Der Wettergott meinte es gut mit den Gästen an diesem Tag und schenkte ihnen eine phänomenale Weitsicht, die sie an der letzten Station der Führung – dem Dettweiler Tempel – noch einmal in ganzer Pracht genießen durften. Die einzuhaltenden Abstandsregeln kollidierten hier allerdings etwas mit dem vorhandenen Platzangebot, so dass Christian Bandy seines Amtes walten musste, eine Maskenpflicht einforderte und alle Besucher, die nicht zur Gruppe gehörten, in der Warteschleife zum Aufgang positionierte.
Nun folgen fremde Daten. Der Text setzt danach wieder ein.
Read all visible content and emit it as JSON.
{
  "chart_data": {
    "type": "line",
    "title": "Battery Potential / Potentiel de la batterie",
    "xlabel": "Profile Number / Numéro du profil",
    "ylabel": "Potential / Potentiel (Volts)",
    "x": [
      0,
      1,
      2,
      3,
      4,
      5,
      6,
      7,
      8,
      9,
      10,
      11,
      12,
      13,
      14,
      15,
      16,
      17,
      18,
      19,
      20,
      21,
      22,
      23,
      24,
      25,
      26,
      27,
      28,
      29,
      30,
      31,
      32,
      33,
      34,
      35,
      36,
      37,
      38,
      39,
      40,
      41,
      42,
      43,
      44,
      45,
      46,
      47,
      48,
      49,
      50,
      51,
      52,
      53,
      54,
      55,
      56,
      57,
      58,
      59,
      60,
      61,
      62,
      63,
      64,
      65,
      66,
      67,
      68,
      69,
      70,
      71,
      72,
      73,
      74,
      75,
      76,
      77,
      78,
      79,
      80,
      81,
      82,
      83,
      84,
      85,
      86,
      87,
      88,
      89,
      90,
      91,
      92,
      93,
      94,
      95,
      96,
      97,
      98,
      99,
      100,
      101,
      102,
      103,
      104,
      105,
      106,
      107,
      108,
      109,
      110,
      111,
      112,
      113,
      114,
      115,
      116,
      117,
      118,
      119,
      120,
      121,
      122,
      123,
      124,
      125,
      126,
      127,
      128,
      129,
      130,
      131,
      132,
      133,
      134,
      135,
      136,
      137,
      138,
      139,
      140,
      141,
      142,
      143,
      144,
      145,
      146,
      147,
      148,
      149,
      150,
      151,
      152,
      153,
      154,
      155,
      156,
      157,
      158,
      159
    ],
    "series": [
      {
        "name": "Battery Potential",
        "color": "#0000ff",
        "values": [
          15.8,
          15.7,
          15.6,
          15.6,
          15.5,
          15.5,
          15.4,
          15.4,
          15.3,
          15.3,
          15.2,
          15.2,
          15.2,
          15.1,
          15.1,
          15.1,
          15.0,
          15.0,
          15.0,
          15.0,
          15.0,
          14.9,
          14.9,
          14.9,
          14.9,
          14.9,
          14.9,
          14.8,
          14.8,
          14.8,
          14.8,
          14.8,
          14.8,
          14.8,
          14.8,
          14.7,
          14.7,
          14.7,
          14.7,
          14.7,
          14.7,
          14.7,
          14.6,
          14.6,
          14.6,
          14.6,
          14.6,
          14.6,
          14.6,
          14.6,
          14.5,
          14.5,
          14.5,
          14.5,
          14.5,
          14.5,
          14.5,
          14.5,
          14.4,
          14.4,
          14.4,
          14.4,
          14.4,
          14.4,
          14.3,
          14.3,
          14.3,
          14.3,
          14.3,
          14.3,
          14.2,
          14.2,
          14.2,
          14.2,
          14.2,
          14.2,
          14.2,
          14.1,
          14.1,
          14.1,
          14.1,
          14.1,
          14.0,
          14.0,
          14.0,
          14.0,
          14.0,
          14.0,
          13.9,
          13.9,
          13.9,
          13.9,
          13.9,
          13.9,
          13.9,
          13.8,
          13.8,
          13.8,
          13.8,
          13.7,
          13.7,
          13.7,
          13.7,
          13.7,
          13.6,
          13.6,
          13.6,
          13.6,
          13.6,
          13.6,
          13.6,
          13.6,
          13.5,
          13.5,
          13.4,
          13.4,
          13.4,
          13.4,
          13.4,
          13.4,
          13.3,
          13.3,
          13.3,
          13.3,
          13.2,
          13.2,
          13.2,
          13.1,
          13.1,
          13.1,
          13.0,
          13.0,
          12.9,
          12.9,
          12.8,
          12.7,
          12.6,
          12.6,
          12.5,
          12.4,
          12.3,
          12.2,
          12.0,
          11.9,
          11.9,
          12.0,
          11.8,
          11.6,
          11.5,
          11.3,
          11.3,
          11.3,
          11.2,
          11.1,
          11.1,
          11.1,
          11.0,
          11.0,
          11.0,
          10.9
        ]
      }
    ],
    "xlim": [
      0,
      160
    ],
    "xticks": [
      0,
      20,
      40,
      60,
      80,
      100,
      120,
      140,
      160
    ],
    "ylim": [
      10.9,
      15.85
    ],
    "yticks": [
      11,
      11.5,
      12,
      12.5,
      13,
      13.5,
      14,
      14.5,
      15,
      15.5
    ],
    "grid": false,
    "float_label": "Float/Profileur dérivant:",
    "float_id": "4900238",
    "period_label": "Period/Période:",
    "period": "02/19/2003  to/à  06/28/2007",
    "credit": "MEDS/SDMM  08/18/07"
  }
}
Niemanden störte es an diesem schönen Tag, die einen guckten etwas schneller und die anderen warteten eben - alle fügten sich den freundlichen Anweisungen, und ohne Stress kam so jeder zu seinem Recht. Wenn es doch immer so einfach wäre …

An diesem Platz, so wusste Hermann Groß zu berichten, hatte angeblich einmal der Teufel höchstpersönlich gepredigt, weshalb der Platz auch „Teufelskanzel“ genannt wird. Dem Belzebub war bei seinem Treiben auch durchaus Erfolg beschieden, bis die Engel angeblich die Wolken öffneten, hernieder kamen und die gesammelte Gefolgschaft des Teufels vertrieben. Überhaupt wird der Teufel an der Burg oft bemüht, so auch in der von Alexandre Dumas ins Französische übersetzten Geschichte vom Teufelsweg, die allerdings eigentlich eine Liebesgeschichte ist. Wer mehr erfahren möchte, dem sei eine Führung auf der Burg mit Hermann Groß wärmstens empfohlen – Es lohnt sich immer.